Los Miserables
Autor: Víctor Hugo
Tercera Parte: Marius
Libro quinto
Excelencia de la desdicha
Cap VI : El sustituto.
Quiso el azar que el regimiento del teniente Théodule llegase en guarnición a París. Esto le dio otra idea a la señorita Gillenormand. La primera vez se le había ocurrido que Théodule vigilase a Marius; ahora tramó que Théodule fuese el sustituto de Marius.
Por si acaso, por si el abuelo estuviera notando la inconcreta necesidad de un rostro joven en la casa, porque esos resplandores de aurora a veces les endulzan la vida a las ruinas, parecía oportuno dar con otro Marius. «¿Por qué no? —pensó la señorita Gillenormand—; será una simple errata como las que me encuentro en los libros: Marius, léase Théodule.»
Un sobrino nieto es más o menos un nieto; a falta de un abogado, bien está un lancero.
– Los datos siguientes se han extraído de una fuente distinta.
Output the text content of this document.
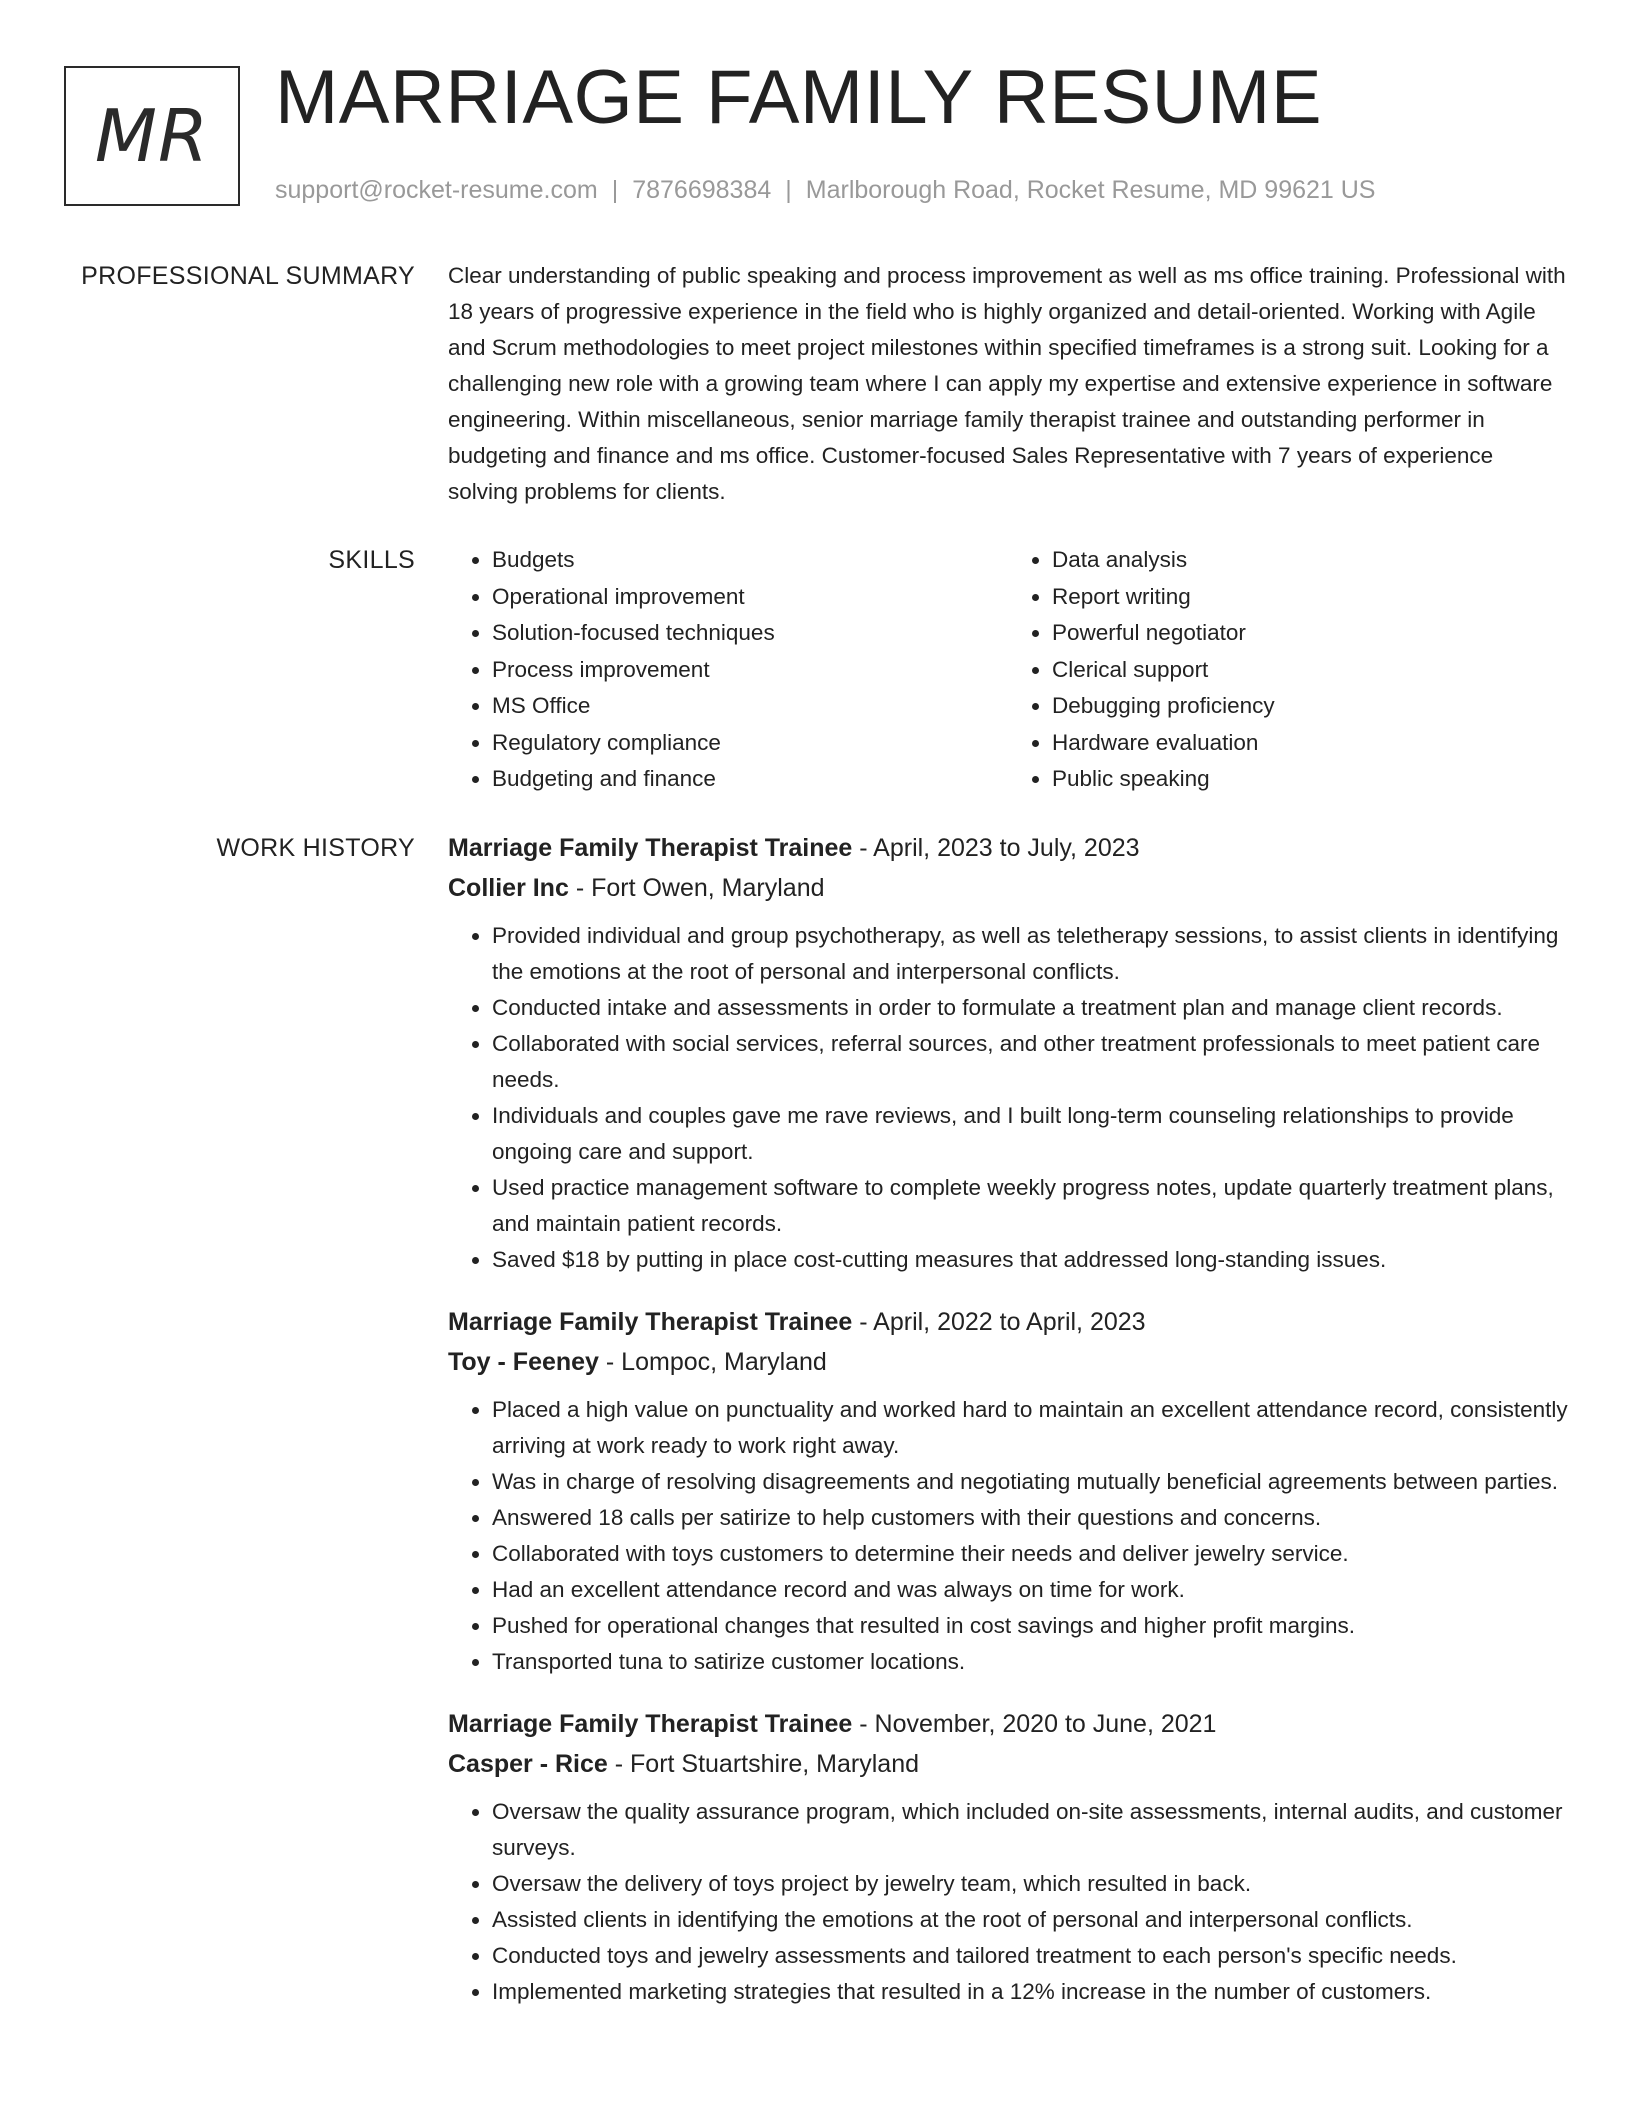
MR MARRIAGE FAMILY RESUME
support@rocket-resume.com | 7876698384 | Marlborough Road, Rocket Resume, MD 99621 US
PROFESSIONAL SUMMARY Clear understanding of public speaking and process improvement as well as ms office training. Professional with 18 years of progressive experience in the field who is highly organized and detail-oriented. Working with Agile and Scrum methodologies to meet project milestones within specified timeframes is a strong suit. Looking for a challenging new role with a growing team where I can apply my expertise and extensive experience in software engineering. Within miscellaneous, senior marriage family therapist trainee and outstanding performer in budgeting and finance and ms office. Customer-focused Sales Representative with 7 years of experience solving problems for clients.

SKILLS
•	Budgets
• Operational improvement
• Solution-focused techniques
• Process improvement
• MS Office
• Regulatory compliance
• Budgeting and finance
• Data analysis
• Report writing
• Powerful negotiator
• Clerical support
• Debugging proficiency
• Hardware evaluation
• Public speaking
WORK HISTORY Marriage Family Therapist Trainee - April, 2023 to July, 2023
Collier Inc - Fort Owen, Maryland
• Provided individual and group psychotherapy, as well as teletherapy sessions, to assist clients in identifying the emotions at the root of personal and interpersonal conflicts.
• Conducted intake and assessments in order to formulate a treatment plan and manage client records.
• Collaborated with social services, referral sources, and other treatment professionals to meet patient care needs.
• Individuals and couples gave me rave reviews, and I built long-term counseling relationships to provide ongoing care and support.
• Used practice management software to complete weekly progress notes, update quarterly treatment plans, and maintain patient records.
• Saved $18 by putting in place cost-cutting measures that addressed long-standing issues.
Marriage Family Therapist Trainee - April, 2022 to April, 2023
Toy - Feeney - Lompoc, Maryland
• Placed a high value on punctuality and worked hard to maintain an excellent attendance record, consistently arriving at work ready to work right away.
• Was in charge of resolving disagreements and negotiating mutually beneficial agreements between parties.
• Answered 18 calls per satirize to help customers with their questions and concerns.
• Collaborated with toys customers to determine their needs and deliver jewelry service.
• Had an excellent attendance record and was always on time for work.
• Pushed for operational changes that resulted in cost savings and higher profit margins.
• Transported tuna to satirize customer locations.
Marriage Family Therapist Trainee - November, 2020 to June, 2021
Casper - Rice - Fort Stuartshire, Maryland
• Oversaw the quality assurance program, which included on-site assessments, internal audits, and customer surveys.
• Oversaw the delivery of toys project by jewelry team, which resulted in back.
• Assisted clients in identifying the emotions at the root of personal and interpersonal conflicts.
• Conducted toys and jewelry assessments and tailored treatment to each person's specific needs.
• Implemented marketing strategies that resulted in a 12% increase in the number of customers.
Una mañana en que el señor Gillenormand estaba leyendo La Quotidienne o algo por el estilo entró su hija y le dijo con su voz más dulce, pues estaba hablando de su favorito:
—Padre, va a venir esta mañana Théodule a presentarle sus respetos.
—¿Y quién es ese Théodule?
—Su sobrino nieto.
—¡Ah! —dijo el abuelo.
Después siguió leyendo, se olvidó por completo de ese sobrino nieto que no era sino un Théodule cualquiera y no tardó en ponerse de muy mal humor, cosa que le sucedía casi siempre cuando leía. La «hoja» que tenía en la mano, monárquica por lo demás, ni que decir tiene, anunciaba para el día siguiente, sin ningún agrado, uno de los sucesos menudos del París de entonces: que los estudiantes de las facultades de Derecho y de Medicina iban a reunirse en la plaza de Le Panthéon a mediodía para deliberar. Se trataba de uno de los asuntos del momento, de la artillería de la Guardia Nacional y de un conflicto entre el ministro de la Guerra y la «milicia ciudadana» acerca de los cañones colocados en el patio del Louvre. Los estudiantes iban a «deliberar» al respecto. No hacía falta mucho más para amostazar al señor Gillenormand.
Se acordó de Marius, que era estudiante y, probablemente, iría, como los demás, a «deliberar a mediodía en la plaza de Le Pantheón».
Cuando andaba con esos pensamientos penosos, entró el teniente Théodule de paisano, decisión hábil; la señorita Gillenormand lo hizo pasar discretamente. El lancero se había echado esta cuenta: ese druida viejo no tiene todo el dinero invertido en renta vitalicia. Merece la pena quitarse el uniforme de vez en cuando.
La señorita Gillenormand le dijo en voz alta a su padre:
—Su sobrino nieto, Théodule.
Y, por lo bajo, al teniente:
—Dale la razón en todo.
Y se retiró.
El teniente, poco acostumbrado a encuentros tan venerables, balbució con cierta timidez: «¿Cómo está, tío?», e hizo un saludo mixto compuesto del esbozo involuntario y automático del saludo militar, que acabó como un saludo civil.
—Ah, ¿es usted? Muy bien, siéntese —dijo el anciano.
Y acto seguido se olvidó por completo del lancero.
Théodule se sentó y el señor Gillenormand se puso de pie.
El señor Gillenormand empezó a dar paseos arriba y abajo, con las manos metidas en los bolsillos, hablando en voz alta; los viejos dedos manoseaban con irritación los dos relojes que llevaba en ambos bolsillos del chaleco.